The Harvard-Radcliffe Black Students Association (HRBSA) charged the Lampoon this spring with featuring "tasteless" characterizations of blacks in recent issues, including a recent cover picture of a black man shining the shoes of the statue of John Harvard in the Yard. The Lampoon editors argued that its use of stereotypes was meant to poke fun at the characterizations rather than to lend credence to them, but HRBSA was not satisfied with the explanation and took the issue to Archie C. Epps III, dean of students.

After a series of meetings with officials of both organizations, Epps reported that the use of stereotypes probably did not improve race relations at the College, and announced he will set up a committee on race relations here next fall.
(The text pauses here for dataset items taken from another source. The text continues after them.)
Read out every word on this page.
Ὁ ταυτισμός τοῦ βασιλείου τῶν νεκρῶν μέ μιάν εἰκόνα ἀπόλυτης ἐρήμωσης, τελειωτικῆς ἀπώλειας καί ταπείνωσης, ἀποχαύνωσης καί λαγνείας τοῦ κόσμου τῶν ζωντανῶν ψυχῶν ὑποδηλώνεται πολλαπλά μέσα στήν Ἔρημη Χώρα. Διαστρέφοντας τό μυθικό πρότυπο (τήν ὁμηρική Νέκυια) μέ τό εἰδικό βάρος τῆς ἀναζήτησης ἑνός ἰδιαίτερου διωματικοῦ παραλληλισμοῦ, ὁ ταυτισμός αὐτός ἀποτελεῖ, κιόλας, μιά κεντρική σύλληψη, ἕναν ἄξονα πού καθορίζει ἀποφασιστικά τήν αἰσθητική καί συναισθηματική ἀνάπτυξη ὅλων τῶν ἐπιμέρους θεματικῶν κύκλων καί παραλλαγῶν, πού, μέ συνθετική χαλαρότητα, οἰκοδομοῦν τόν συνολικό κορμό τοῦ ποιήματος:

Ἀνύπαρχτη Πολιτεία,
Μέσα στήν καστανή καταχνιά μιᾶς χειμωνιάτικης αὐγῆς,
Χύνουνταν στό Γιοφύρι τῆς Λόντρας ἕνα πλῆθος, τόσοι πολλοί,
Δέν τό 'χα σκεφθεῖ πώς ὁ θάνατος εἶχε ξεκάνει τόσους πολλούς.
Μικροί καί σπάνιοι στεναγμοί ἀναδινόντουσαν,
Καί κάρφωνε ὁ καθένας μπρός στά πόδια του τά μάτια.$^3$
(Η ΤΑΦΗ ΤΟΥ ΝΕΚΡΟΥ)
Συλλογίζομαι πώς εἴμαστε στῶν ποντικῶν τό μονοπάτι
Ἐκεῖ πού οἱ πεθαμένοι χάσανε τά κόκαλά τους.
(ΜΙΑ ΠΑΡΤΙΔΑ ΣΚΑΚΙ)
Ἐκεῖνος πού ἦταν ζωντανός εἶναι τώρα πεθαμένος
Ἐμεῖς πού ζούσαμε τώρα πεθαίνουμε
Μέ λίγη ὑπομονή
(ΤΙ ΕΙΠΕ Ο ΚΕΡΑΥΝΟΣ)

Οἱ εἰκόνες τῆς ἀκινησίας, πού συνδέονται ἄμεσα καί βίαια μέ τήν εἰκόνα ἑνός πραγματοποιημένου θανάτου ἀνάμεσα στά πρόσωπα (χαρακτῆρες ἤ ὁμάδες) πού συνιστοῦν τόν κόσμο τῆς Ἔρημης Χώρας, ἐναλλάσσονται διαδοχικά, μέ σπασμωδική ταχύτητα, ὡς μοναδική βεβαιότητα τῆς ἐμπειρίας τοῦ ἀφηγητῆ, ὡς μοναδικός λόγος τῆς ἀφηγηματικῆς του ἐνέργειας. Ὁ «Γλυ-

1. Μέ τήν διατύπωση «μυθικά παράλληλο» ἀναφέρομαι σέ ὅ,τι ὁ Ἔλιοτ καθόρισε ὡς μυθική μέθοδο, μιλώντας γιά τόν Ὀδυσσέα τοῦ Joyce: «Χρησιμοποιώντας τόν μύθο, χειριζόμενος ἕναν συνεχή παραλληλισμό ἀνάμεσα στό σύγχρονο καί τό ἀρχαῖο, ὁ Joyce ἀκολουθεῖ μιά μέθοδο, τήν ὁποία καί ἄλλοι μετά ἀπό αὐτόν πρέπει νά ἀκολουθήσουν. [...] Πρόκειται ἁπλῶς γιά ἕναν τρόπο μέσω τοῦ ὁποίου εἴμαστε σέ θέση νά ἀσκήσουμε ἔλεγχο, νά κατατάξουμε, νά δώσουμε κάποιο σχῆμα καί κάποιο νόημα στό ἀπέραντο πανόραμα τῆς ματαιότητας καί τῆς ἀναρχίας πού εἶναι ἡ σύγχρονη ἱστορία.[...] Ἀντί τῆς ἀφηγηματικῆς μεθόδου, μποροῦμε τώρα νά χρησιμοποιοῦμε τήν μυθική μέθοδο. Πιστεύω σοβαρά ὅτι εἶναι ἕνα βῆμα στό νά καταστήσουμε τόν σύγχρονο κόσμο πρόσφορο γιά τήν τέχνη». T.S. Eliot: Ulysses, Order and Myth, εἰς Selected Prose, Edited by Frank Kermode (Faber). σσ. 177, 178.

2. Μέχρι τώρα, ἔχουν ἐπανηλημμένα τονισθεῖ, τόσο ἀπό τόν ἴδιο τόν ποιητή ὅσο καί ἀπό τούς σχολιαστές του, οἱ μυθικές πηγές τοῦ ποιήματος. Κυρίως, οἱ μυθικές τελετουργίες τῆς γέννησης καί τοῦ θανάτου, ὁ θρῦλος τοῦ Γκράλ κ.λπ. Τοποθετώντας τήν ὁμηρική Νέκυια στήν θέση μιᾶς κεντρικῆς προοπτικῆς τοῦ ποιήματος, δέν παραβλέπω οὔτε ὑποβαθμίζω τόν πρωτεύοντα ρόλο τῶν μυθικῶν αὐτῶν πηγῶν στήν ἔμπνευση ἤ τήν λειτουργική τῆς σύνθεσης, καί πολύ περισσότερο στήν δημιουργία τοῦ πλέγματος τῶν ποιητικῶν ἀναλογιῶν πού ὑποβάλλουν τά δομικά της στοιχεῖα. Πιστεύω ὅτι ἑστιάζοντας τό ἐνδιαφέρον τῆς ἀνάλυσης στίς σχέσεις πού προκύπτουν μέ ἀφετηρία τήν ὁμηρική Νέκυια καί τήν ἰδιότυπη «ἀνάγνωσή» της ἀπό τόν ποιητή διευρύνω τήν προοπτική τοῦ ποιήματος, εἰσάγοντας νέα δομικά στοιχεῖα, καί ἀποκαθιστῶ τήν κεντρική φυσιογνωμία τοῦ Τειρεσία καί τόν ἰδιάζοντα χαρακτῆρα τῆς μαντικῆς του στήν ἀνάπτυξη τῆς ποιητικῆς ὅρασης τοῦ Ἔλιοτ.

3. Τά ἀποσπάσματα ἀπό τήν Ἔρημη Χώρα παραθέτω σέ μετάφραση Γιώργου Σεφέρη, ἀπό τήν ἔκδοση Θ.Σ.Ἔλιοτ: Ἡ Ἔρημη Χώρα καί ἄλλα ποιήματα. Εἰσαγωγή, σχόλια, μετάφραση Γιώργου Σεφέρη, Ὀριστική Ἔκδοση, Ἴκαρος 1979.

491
The most recent issue of the Lampoon parodied technology.

Ceteris paribus

For as long as anyone can remember--or at least ever since the first rumors of economic crisis in the early '70s--Economics 10, "Principles of Economics," has been the most popular course in the College, and this year was no different.

History hassles

Serious conflicts within the History Department emerged this spring, centering on the easy access of tenured American history faculty members to substantial stipends from the income of the well-endowed Charles Warren Center for Studies in American History.

The split may have played a role in persuading David S. Landes, Goelet Professor of French History and one of the world's foremost European economic historians, to switch from History to the Economics Department.